In http://www.straightdope.com/classics/a3_201.html, “the exception that proves the rule” is interpreted as either applying to civil law, in which exceptions imply a rule, or to those cases which only appear to be exceptions. I propose a different interpretation.
Outside the fields of law, logic and hard science, it is possible to distinguish between an absolute rule – one that always holds – and a general rule – one that usually holds.
In the latter case, the fact that exceptions stand out as exceptions implies that a rule applies in most or all other cases that have been observed. Otherwise, the ‘exception’ would not be noticed as being unusual.
Thus, while an exception disproves any absolute rule that does not include it, it can reinforce the validity of a general rule.

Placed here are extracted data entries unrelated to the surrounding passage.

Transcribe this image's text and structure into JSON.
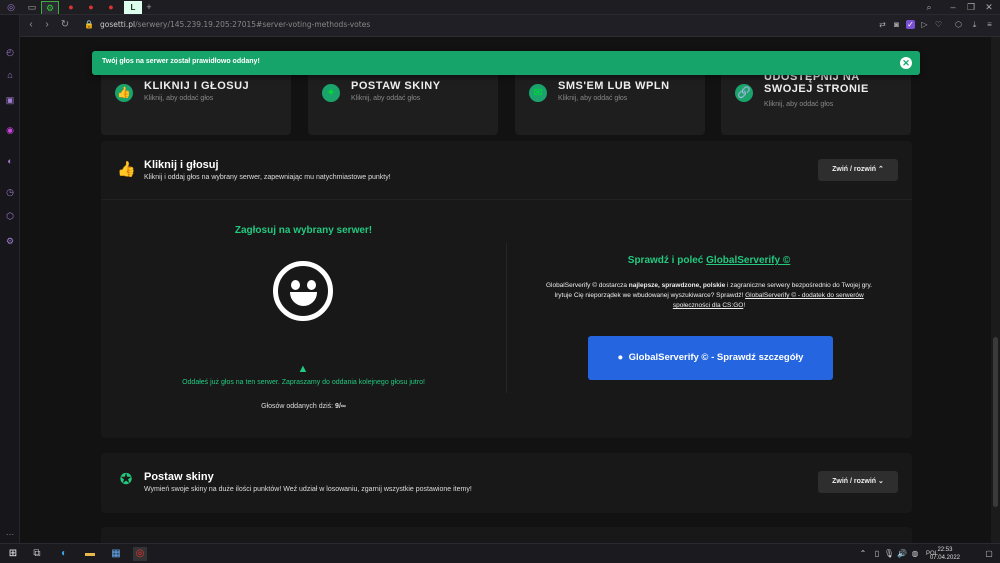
{
  "browser": {
    "url_host": "gosetti.pl",
    "url_path": "/serwery/145.239.19.205:27015#server-voting-methods-votes",
    "tab_add": "+"
  },
  "toast": {
    "message": "Twój głos na serwer został prawidłowo oddany!",
    "close": "✕"
  },
  "methods": [
    {
      "title": "KLIKNIJ I GŁOSUJ",
      "subtitle": "Kliknij, aby oddać głos"
    },
    {
      "title": "POSTAW SKINY",
      "subtitle": "Kliknij, aby oddać głos"
    },
    {
      "title": "SMS'EM LUB WPLN",
      "subtitle": "Kliknij, aby oddać głos"
    },
    {
      "title": "UDOSTĘPNIJ NA SWOJEJ STRONIE",
      "subtitle": "Kliknij, aby oddać głos"
    }
  ],
  "panel_vote": {
    "title": "Kliknij i głosuj",
    "subtitle": "Kliknij i oddaj głos na wybrany serwer, zapewniając mu natychmiastowe punkty!",
    "toggle": "Zwiń / rozwiń",
    "left_heading": "Zagłosuj na wybrany serwer!",
    "warning": "Oddałeś już głos na ten serwer. Zapraszamy do oddania kolejnego głosu jutro!",
    "votes_label": "Głosów oddanych dziś:",
    "votes_value": "9/∞",
    "right_heading_prefix": "Sprawdź i poleć",
    "right_heading_link": "GlobalServerify ©",
    "desc_1a": "GlobalServerify © dostarcza",
    "desc_1b": "najlepsze, sprawdzone, polskie",
    "desc_1c": "i zagraniczne serwery bezpośrednio do Twojej gry.",
    "desc_2a": "Irytuje Cię nieporządek we wbudowanej wyszukiwarce? Sprawdź!",
    "desc_2b": "GlobalServerify © - dodatek do serwerów",
    "desc_2c": "społeczności dla CS:GO",
    "desc_2d": "!",
    "button": "GlobalServerify © - Sprawdź szczegóły"
  },
  "panel_skins": {
    "title": "Postaw skiny",
    "subtitle": "Wymień swoje skiny na duże ilości punktów! Weź udział w losowaniu, zgarnij wszystkie postawione itemy!",
    "toggle": "Zwiń / rozwiń"
  },
  "taskbar": {
    "lang": "POL",
    "time": "22:53",
    "date": "07.04.2022"
  }
}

That’s kind of what Cecil was saying–stating a specific exception within the context of the rule enforces the fact that the rule is in place in all other situations, i.e., “No swimming except on Sundays.”
As an aside I always felt Cecil caved too quickly on this one. Although there is a legitimate interpretation of the saying, as Cecil notes, every time I’ve actually heard this phrase in real life it’s been in the fallacious sense he originally denounced.
When I was learning Spanish I seized upon “probar” as the explanation for the apparently contradictory “exception that proves the rule,” since “probar,” which looks like “prove” actually means “tests.” I was disappointed, however, by my Peruvian students who said in effect that "our version is just as contradictory: we say “la excepción que confirma la regla,” which translates directly into the rule in English.
Resurrecting zombie threads isn’t allowed, except in Cafe Society, and even then, only if there is new substantive content that needs the previous thread entries to make any sense.
Thus, once again, demonstrating the exception that proves the rule.
I always thought that expression was used when someone brought up an especially outlandish or ad hoc counter-example. It’s kind of like when in a Platonic dialogue, Socrates accuses someone of making a “debaters argument.” I.e. if you have to go to such logical extremes to come up with a counter example, it seems like the general rule’s a pretty good one.
I DESPISE this proverb because it is so often and so easily used by morons to wave away something that shoots down their idiotic generalization. So I am surprised to find myself somewhat defending the validity of this saying in a certain context.
Imagine if I were to say to you that black women in America have very little power in the upper ecehlons of government. Now, you would probably immediately answer “Condi Rice”. But the fact that she springs immediately to all our minds tends to prove that all of us have at some point said or thought, “Wow, there is a black woman who has become very powerful in America. What an interesting change.”
Now, if I were to similarly generalize that male methodists wield relatively little power in upper echeolons of the US government, most of us would NOT have a name on the tip of the tongue to refute that generalization.
I recommend we all do a search for the phenomenon of “nutpicking” that was discussed on SDMB recently, because that phenomenon and that rule of debate has a lot to do with this proverb.
Fifty years ago my high school math teacher told us that this saying simply meant that if you wanted to test a theorom, you should not pick a common case. but rather an exceptional one. For example, if you want to prove that the interior angles of a trangle equal 180 degrees, do not pick an equalateral triangle, pick a weird looking triangle with unequal sides and angles. If you can prove it for a “generic” triangle, it will be valid for all triangles, because the exception proves the rule.
It would in the sense that since an equilateral triange is a very regular triangle with equal sides and equal angles, it may have properties that other triangles do not. (In fact, it does.) Therefore, if you want to prove a rule is true about all triangles, you should pick one that is “weird”, that is an exception to the usual run of special triangles often selected for study: equilateral triangles, right triangles, etc. In other words, what is true for equilateral triangles may not be true for all triangles, but what is true for exceptional (ie. weird) triangles is.
Yeah, and he blew the whole thing by perpetuating the meaningless bastardization, “the proof is in the pudding”. There is nothing in the pudding; however, in his 1615 novel Don Quixote, Miguel Cervantes observed, “The proof of the pudding is in the eating.”
The English word “prove” used to mean “test,” which is the current meaning of the cognate German word prüfen. Adages and sayings become set phrases and often contain archaic words and meanings.
Hence: “The exception that proves the rule” means in current usage “the exception that tests the rule.”
You cannot argue the meaning of the proverb, which hinges upon the medeival meaning of the word “proof” in English, by referencing a Spanish language author. Unless, of course, you wish to also contest the “true” meaning of the Bible by referencing the various English language translations.
My argument does not hinge on the medieval meaning of the word “proof”. My argument hinges on pudding, and the eating thereof. There is nothing in the pudding; no proof, prüfen or prueba.